“Mi si dirà che gli zingari rubano;
è vero, hanno rubato anche in casa mia.
[…] Però io non ho mai sentito dire
che gli zingari abbiano mai rubato tramite banca.
Questo è un dato di fatto.”
Fabrizio De Andrè, Princesa e i rom
Ashkali, Khorakanè, Kalopeli, Rudari, tribù zingare rom, dimenticate al suolo ad asciugare, ombre di sole tratteggiate dalla luna quando fiera illumina la notte, che “a forza di essere vento hanno perso la stessa ragione del viaggio: viaggiare”. Senza Stato e senza terra, loro, che quest’ultima la conoscono veramente bene. Esuli ed estranei sempre. Stranieri in ogni stato. Massimo D’Orzi e la sua Gigante Cinema ci raccontano la storia di questo popolo migratore, proprio di ogni territorio, nazione, confine di Stato, ma lontano e distante, pronto a partire da ogni guerra, in fuga dalle atrocità, loro, che anche quest’ultime, specie durante il secondo grande conflitto, le hanno conosciute bene. Una donna bosniaca, dopo la guerra carsica, così racconta: “Noi abbiamo capito quello che stava accadendo di tragico in Ex-Jugoslavia quando abbiamo visto i rom partire e che la guerra stava finendo quando l’abbiamo visti ritornare”.

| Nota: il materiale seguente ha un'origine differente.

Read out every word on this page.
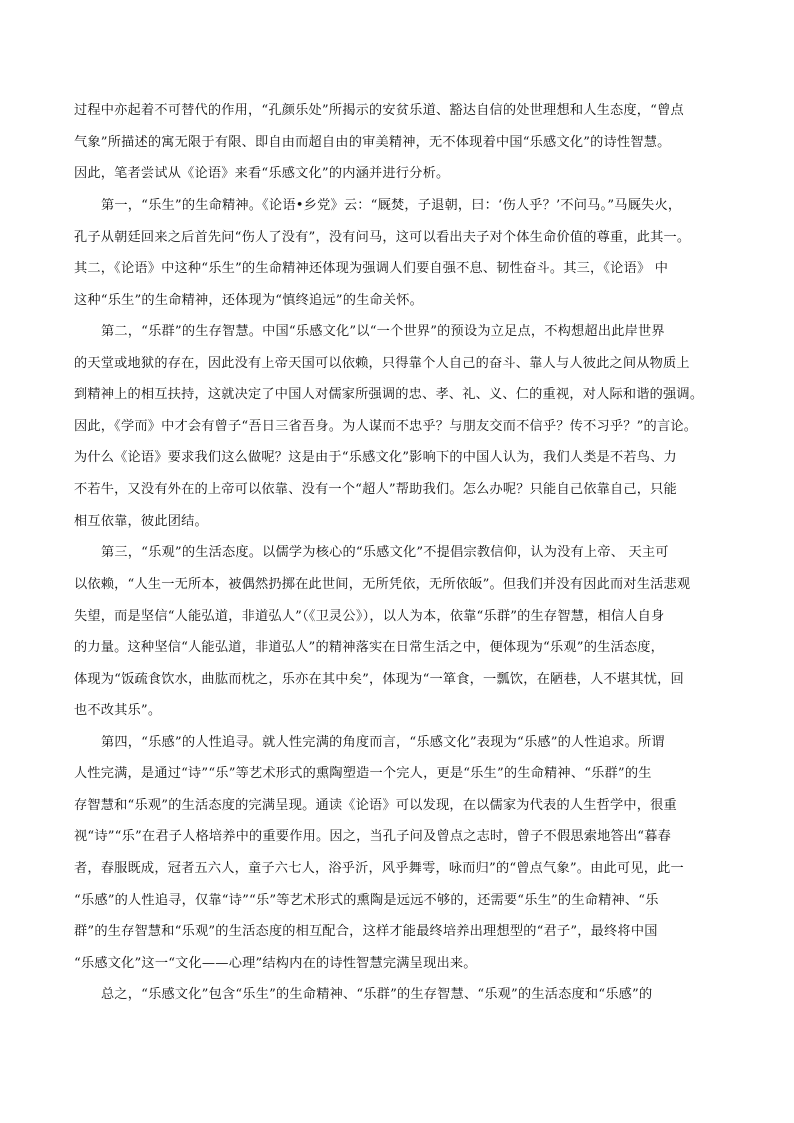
过程中亦起着不可替代的作用，“孔颜乐处”所揭示的安贫乐道、豁达自信的处世理想和人生态度，“曾点
气象”所描述的寓无限于有限、即自由而超自由的审美精神，无不体现着中国“乐感文化”的诗性智慧。
因此，笔者尝试从《论语》来看“乐感文化”的内涵并进行分析。
第一，“乐生”的生命精神。《论语•乡党》云：“厩焚，子退朝，曰：‘伤人乎？’不问马。”马厩失火，
孔子从朝廷回来之后首先问“伤人了没有”，没有问马，这可以看出夫子对个体生命价值的尊重，此其一。
其二，《论语》中这种“乐生”的生命精神还体现为强调人们要自强不息、韧性奋斗。其三，《论语》 中
这种“乐生”的生命精神，还体现为“慎终追远”的生命关怀。
第二，“乐群”的生存智慧。中国“乐感文化”以“一个世界”的预设为立足点，不构想超出此岸世界
的天堂或地狱的存在，因此没有上帝天国可以依赖，只得靠个人自己的奋斗、靠人与人彼此之间从物质上
到精神上的相互扶持，这就决定了中国人对儒家所强调的忠、孝、礼、义、仁的重视，对人际和谐的强调。
因此，《学而》中才会有曾子“吾日三省吾身。为人谋而不忠乎？与朋友交而不信乎？传不习乎？”的言论。
为什么《论语》要求我们这么做呢？这是由于“乐感文化”影响下的中国人认为，我们人类是不若鸟、力
不若牛，又没有外在的上帝可以依靠、没有一个“超人”帮助我们。怎么办呢？只能自己依靠自己，只能
相互依靠，彼此团结。
第三，“乐观”的生活态度。以儒学为核心的“乐感文化”不提倡宗教信仰，认为没有上帝、 天主可
以依赖，“人生一无所本，被偶然扔掷在此世间，无所凭依，无所依皈”。但我们并没有因此而对生活悲观
失望，而是坚信“人能弘道，非道弘人”（《卫灵公》），以人为本，依靠“乐群”的生存智慧，相信人自身
的力量。这种坚信“人能弘道，非道弘人”的精神落实在日常生活之中，便体现为“乐观”的生活态度，
体现为“饭疏食饮水，曲肱而枕之，乐亦在其中矣”，体现为“一箪食，一瓢饮，在陋巷，人不堪其忧，回
也不改其乐”。
第四，“乐感”的人性追寻。就人性完满的角度而言，“乐感文化”表现为“乐感”的人性追求。所谓
人性完满，是通过“诗”“乐”等艺术形式的熏陶塑造一个完人，更是“乐生”的生命精神、“乐群”的生
存智慧和“乐观”的生活态度的完满呈现。通读《论语》可以发现，在以儒家为代表的人生哲学中，很重
视“诗”“乐”在君子人格培养中的重要作用。因之，当孔子问及曾点之志时，曾子不假思索地答出“暮春
者，春服既成，冠者五六人，童子六七人，浴乎沂，风乎舞雩，咏而归”的“曾点气象”。由此可见，此一
“乐感”的人性追寻，仅靠“诗”“乐”等艺术形式的熏陶是远远不够的，还需要“乐生”的生命精神、“乐
群”的生存智慧和“乐观”的生活态度的相互配合，这样才能最终培养出理想型的“君子”，最终将中国
“乐感文化”这一“文化——心理”结构内在的诗性智慧完满呈现出来。
总之，“乐感文化”包含“乐生”的生命精神、“乐群”的生存智慧、“乐观”的生活态度和“乐感”的
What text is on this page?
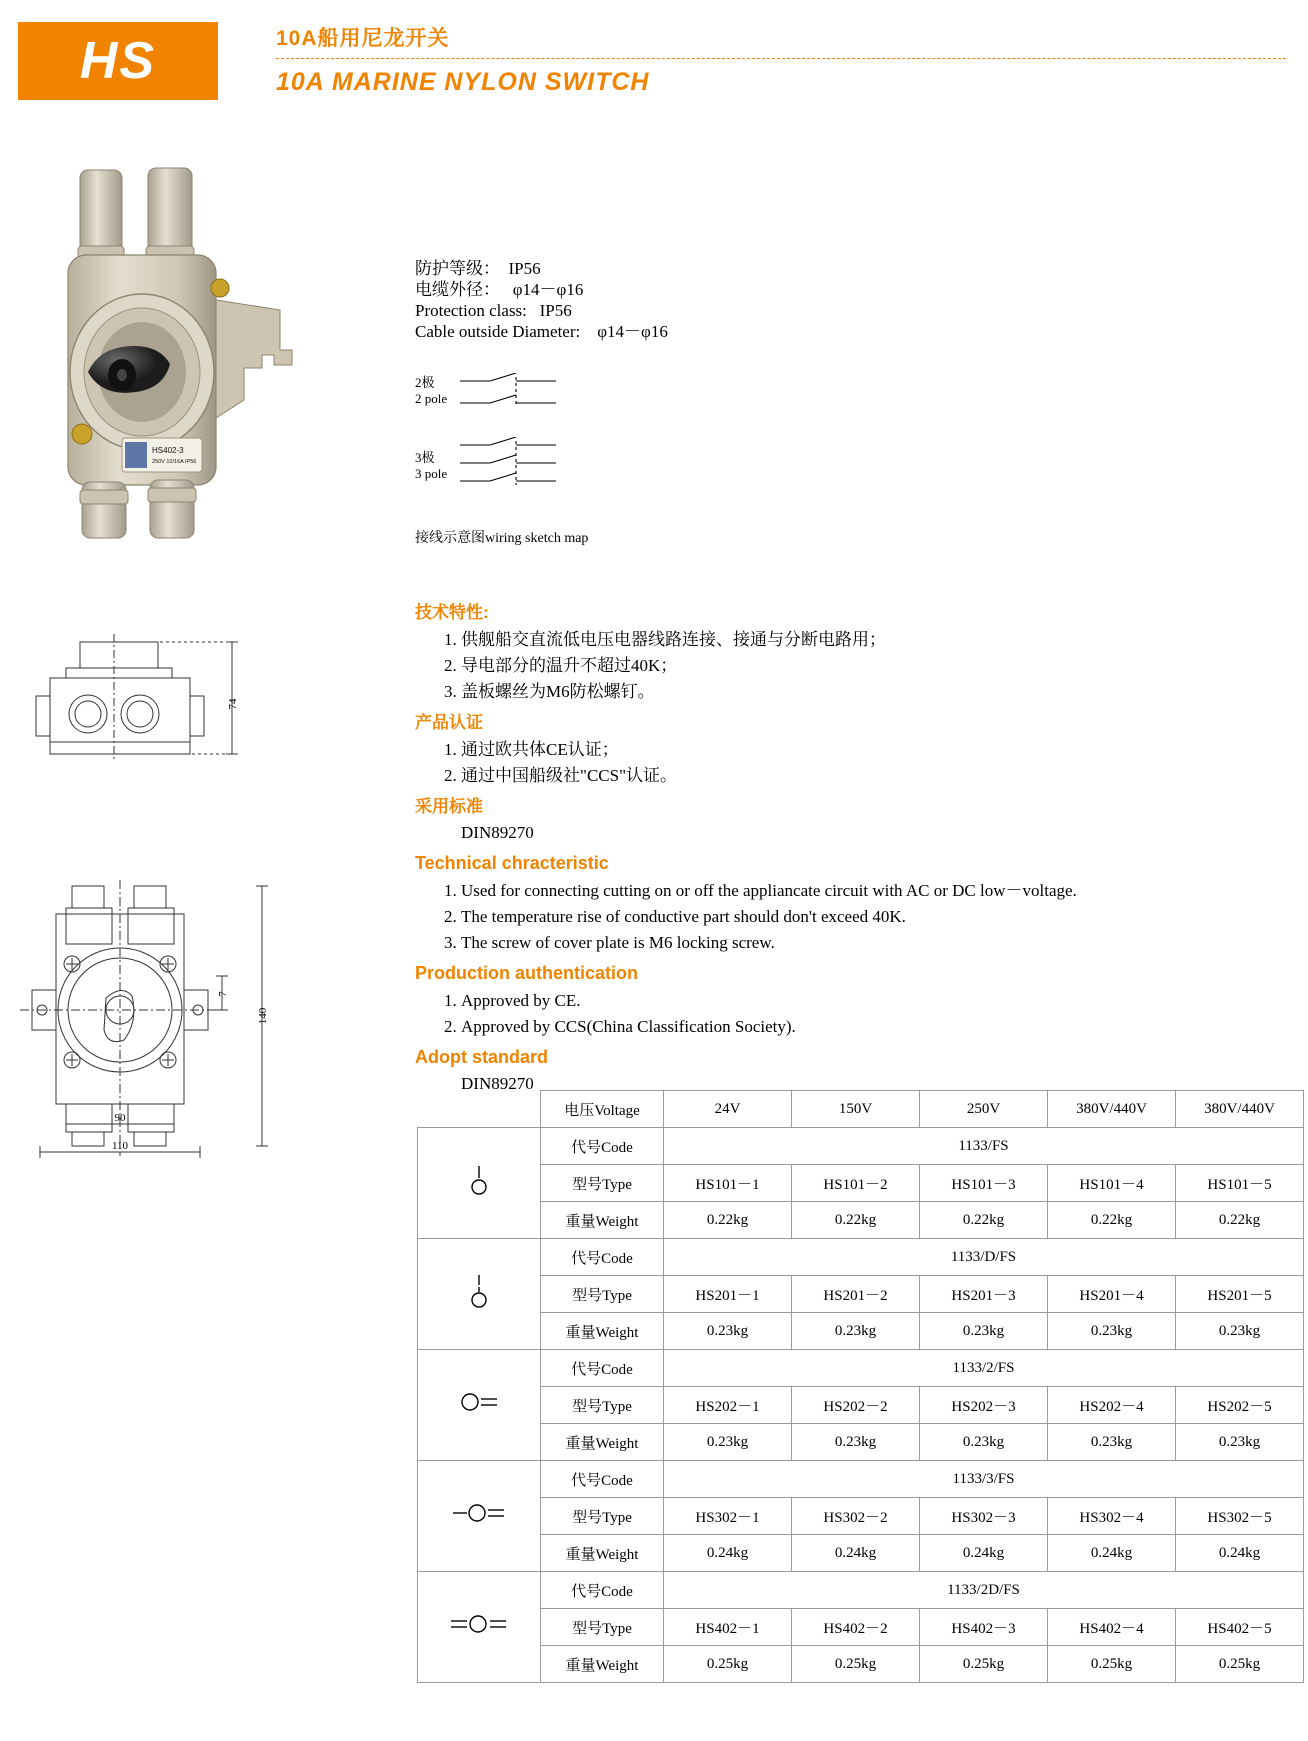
HS	10A船用尼龙开关
10A MARINE NYLON SWITCH
HS402-3
250V 10/16A IP56
防护等级：  IP56
电缆外径：   φ14－φ16
Protection class:   IP56
Cable outside Diameter:    φ14－φ16
2极
2 pole
3极
3 pole
接线示意图wiring sketch map
74
7
140
90
110
技术特性:
1. 供舰船交直流低电压电器线路连接、接通与分断电路用；
2. 导电部分的温升不超过40K；
3. 盖板螺丝为M6防松螺钉。
产品认证
1. 通过欧共体CE认证；
2. 通过中国船级社"CCS"认证。
采用标准
DIN89270
Technical chracteristic
1. Used for connecting cutting on or off the appliancate circuit with AC or DC low－voltage.
2. The temperature rise of conductive part should don't exceed 40K.
3. The screw of cover plate is M6 locking screw.
Production authentication
1. Approved by CE.
2. Approved by CCS(China Classification Society).
Adopt standard
DIN89270
	电压Voltage	24V	150V	250V	380V/440V	380V/440V
	代号Code	1133/FS				
	型号Type	HS101－1	HS101－2	HS101－3	HS101－4	HS101－5
	重量Weight	0.22kg	0.22kg	0.22kg	0.22kg	0.22kg
	代号Code	1133/D/FS				
	型号Type	HS201－1	HS201－2	HS201－3	HS201－4	HS201－5
	重量Weight	0.23kg	0.23kg	0.23kg	0.23kg	0.23kg
	代号Code	1133/2/FS				
	型号Type	HS202－1	HS202－2	HS202－3	HS202－4	HS202－5
	重量Weight	0.23kg	0.23kg	0.23kg	0.23kg	0.23kg
	代号Code	1133/3/FS				
	型号Type	HS302－1	HS302－2	HS302－3	HS302－4	HS302－5
	重量Weight	0.24kg	0.24kg	0.24kg	0.24kg	0.24kg
	代号Code	1133/2D/FS				
	型号Type	HS402－1	HS402－2	HS402－3	HS402－4	HS402－5
	重量Weight	0.25kg	0.25kg	0.25kg	0.25kg	0.25kg
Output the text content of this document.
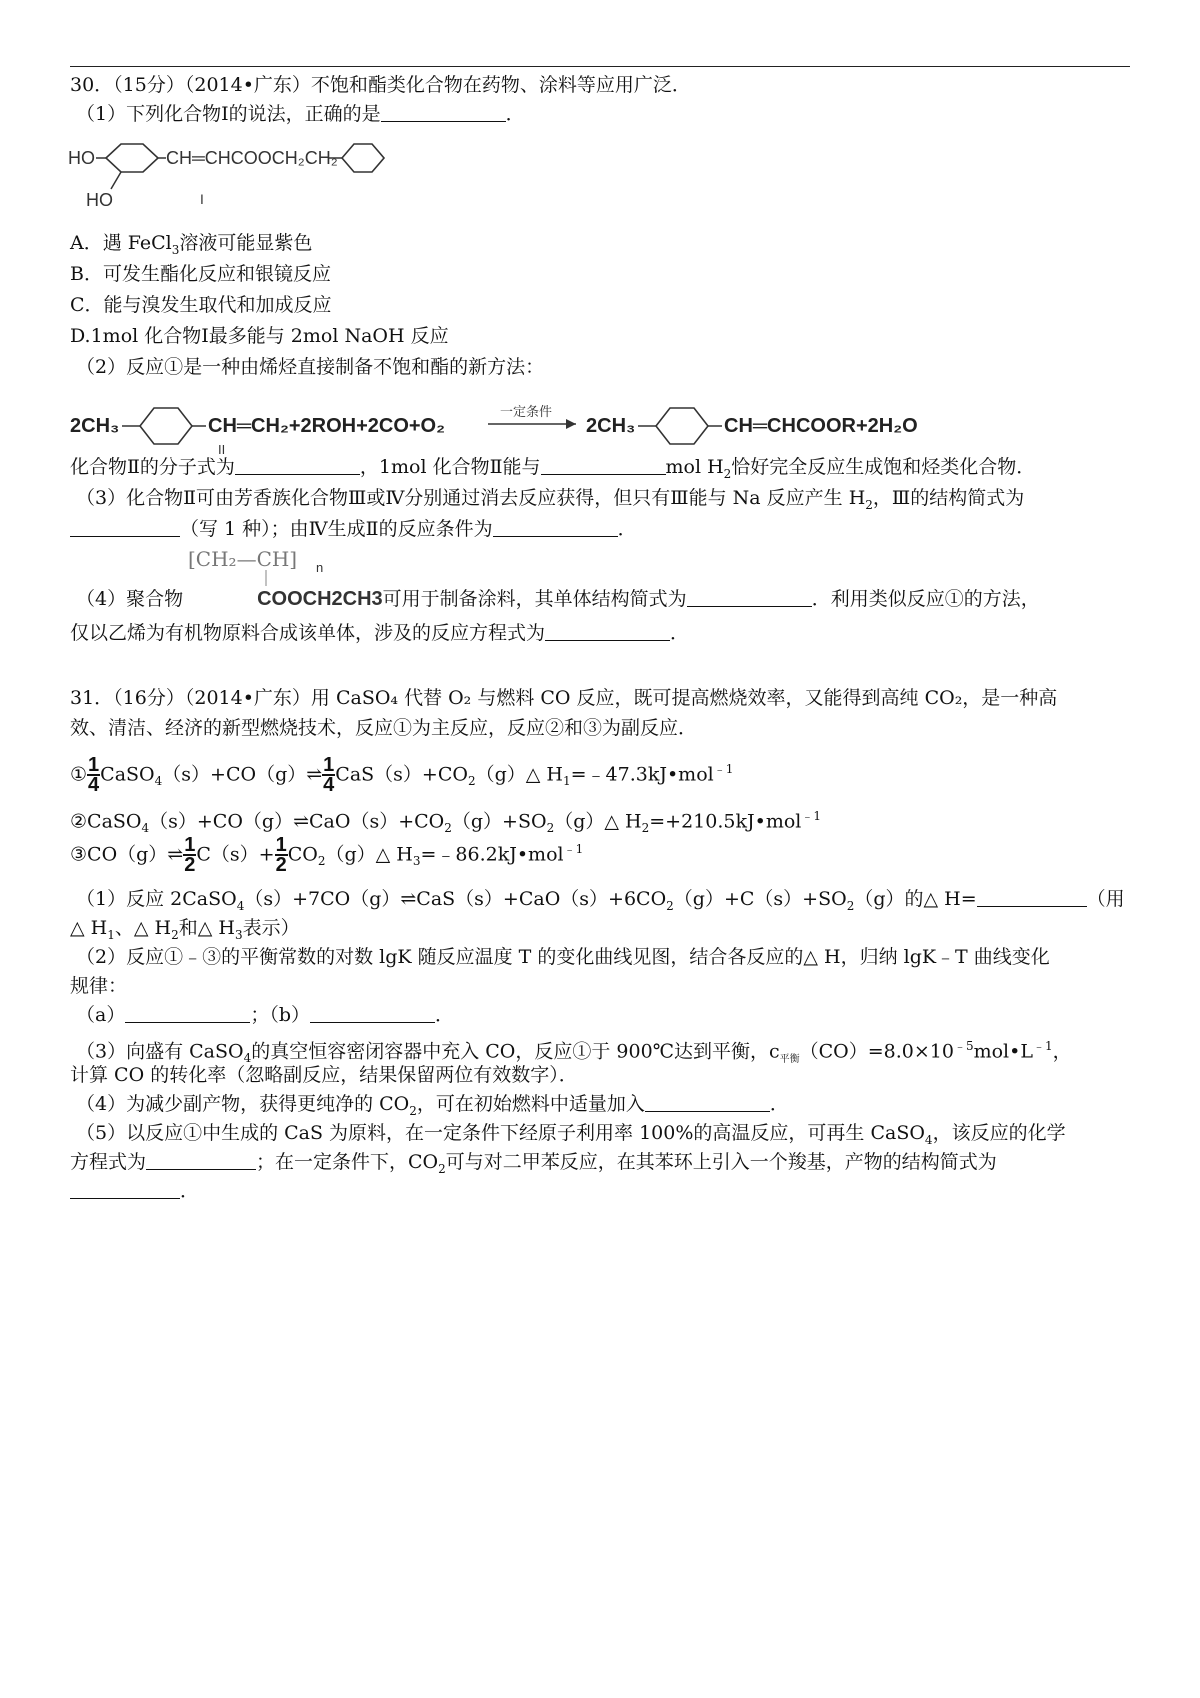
30．（15分）（2014•广东）不饱和酯类化合物在药物、涂料等应用广泛．
（1）下列化合物Ⅰ的说法，正确的是	．
HO
HO
CH═CHCOOCH₂CH₂
Ⅰ
A．遇 FeCl$_3$溶液可能显紫色
B．可发生酯化反应和银镜反应
C．能与溴发生取代和加成反应
D.1mol 化合物Ⅰ最多能与 2mol NaOH 反应
（2）反应①是一种由烯烃直接制备不饱和酯的新方法：
2CH₃	CH═CH₂+2ROH+2CO+O₂
II
一定条件
2CH₃	CH═CHCOOR+2H₂O
化合物Ⅱ的分子式为	，1mol 化合物Ⅱ能与	mol $H_2$恰好完全反应生成饱和烃类化合物．
（3）化合物Ⅱ可由芳香族化合物Ⅲ或Ⅳ分别通过消去反应获得，但只有Ⅲ能与 Na 反应产生 $H_2$，Ⅲ的结构简式为
（写 1 种）；由Ⅳ生成Ⅱ的反应条件为	．
[CH₂—CH] n
（4）聚合物	COOCH2CH3可用于制备涂料，其单体结构简式为	．利用类似反应①的方法，
仅以乙烯为有机物原料合成该单体，涉及的反应方程式为	．
31．（16分）（2014•广东）用 CaSO₄ 代替 O₂ 与燃料 CO 反应，既可提高燃烧效率，又能得到高纯 CO₂，是一种高
效、清洁、经济的新型燃烧技术，反应①为主反应，反应②和③为副反应．
① $\frac{1}{4}$ CaSO$_4$（s）+CO（g）⇌ $\frac{1}{4}$ $CaS(s)+CO_2(g)\triangle$ $H_1=﹣47.3kJ•mol^{﹣1}$
$②CaSO_4(s)+CO(g)\rightleftharpoons CaO(s)+CO_2(g)+SO_2(g)\triangle$ $H_2=+210.5kJ•mol^{﹣1}$
③CO（g）⇌ $\frac{1}{2} C(s)+ \frac{1}{2}$ $CO_2(g)\triangle$ $H_3=﹣86.2kJ•mol^{﹣1}$
（1）反应 $2CaSO_4(s)+7CO(g)\rightleftharpoons CaS(s)+CaO(s)+6CO_2(g)+C(s)+SO_2(g)$的△ H=	（用
△ $H_1$、△ $H_2$和△ $H_3$表示）
（2）反应①﹣③的平衡常数的对数 lgK 随反应温度 T 的变化曲线见图，结合各反应的△ H，归纳 lgK﹣T 曲线变化
规律：
（a）	；（b）	．
（3）向盛有 CaSO$_4$的真空恒容密闭容器中充入 CO，反应①于 900℃达到平衡，$c_{平衡}(CO)=8.0\times 10^{﹣5}mol•L^{﹣1}$，
计算 CO 的转化率（忽略副反应，结果保留两位有效数字）．
（4）为减少副产物，获得更纯净的 $CO_2$，可在初始燃料中适量加入	．
（5）以反应①中生成的 CaS 为原料，在一定条件下经原子利用率 100%的高温反应，可再生 CaSO$_4$，该反应的化学
方程式为	；在一定条件下，$CO_2$可与对二甲苯反应，在其苯环上引入一个羧基，产物的结构简式为
．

Massimo D’Orzi c’è stato in quel territorio, e ci torna, per raccontare la vita e il pensiero di chi la guerra non la considera, non l’accetta, per chi si schiera solo con la libertà. Il punto di partenza è questo. La risposta arriva subito. “Noi la guerra non l’abbiamo mai voluta”, confessano. Un necessario rigurgito verso l’ostilità. Una condanna verso la tirannia di morte e di odio, di idealismi e di santi da seguire. Un inizio lontano il loro, provengono dall’India, attraversando i secoli ed attraversando la storia dell’Europa e del Mondo. Sempre lontani dalle guerre come stormi di persone in fuga al primo sparo. Fiutando il sangue prima degli altri. Con questa iniziale domanda, il regista entra all’interno delle loro abitazioni, mangia con loro, nascondendosi nei chiari scuri di una lampada che illumina una tavolata, punto di vista tra di loro, nel momento del riposo serale dove tutti son riuniti. Qui nasce la millenaria cultura rom. Si tramanda tutto tranne la lingua, la si conosce senza che nessuno te la insegni. Uomini scolpiscono il rame, intorno bambini ed il vecchio maestro del rame che insegna, tramanda. Il taglio documentaristico dato si distacca dal resoconto, dalla spiegazione fenomenologica e storica di un’etnia, ma si intaglia su un tessuto di immagini, domande, giochi, silenzi, vita quotidiana ed unione familiare. Le immagini partono da un monte su un fiume che canta grevi baldanzose sonorità gitane (ottimamente interpretata da Hadzovic Ruzdija) e prosegue tra i volti, all’interno delle case del villaggio. Il regista sceglie di raccontare questo popolo inafferrabile attraverso le immagini che lo descrivono, meglio di qualsiasi definizione.
La nostra paura irrazionale di questo popolo anch’esso irrazionale, alimentata da una visione notturna del popolo rom, si scioglie in un girotondo evocativo, alimentato da un’immagine vicina, tangente ed intima fatta di primi piani e non distanziata, lontana, come quella documentata da un entomologo che guarda in un teleobiettivo. Lo sguardo della camera si frappone tra una madre ed un figlio, tra due sorelle, tra un vecchio e un padre, non perdendo nessuna delle espressioni di calore comunitario che caratterizzano un volto, un’espressione. Registrando espressioni clandestine di chiaro scuro, tra la luce fluida di una candela. Il regista ci immerge nel tempo variabile della loro identità, lambisce un istante cristallizzandolo in un’immagine per poi riconsegnarlo al tempo, ai mille anni al mondo dei rom. Già apparso sugli schermi italiani nel 2004, il film ritorna a otto anni di distanza per accompagnare l’uscita in tutte le librerie del cofanetto (libro + DVD). Un vento balcanico che torna a soffiare nelle sale italiane e noi, che torniamo a vederlo soffiare contenti.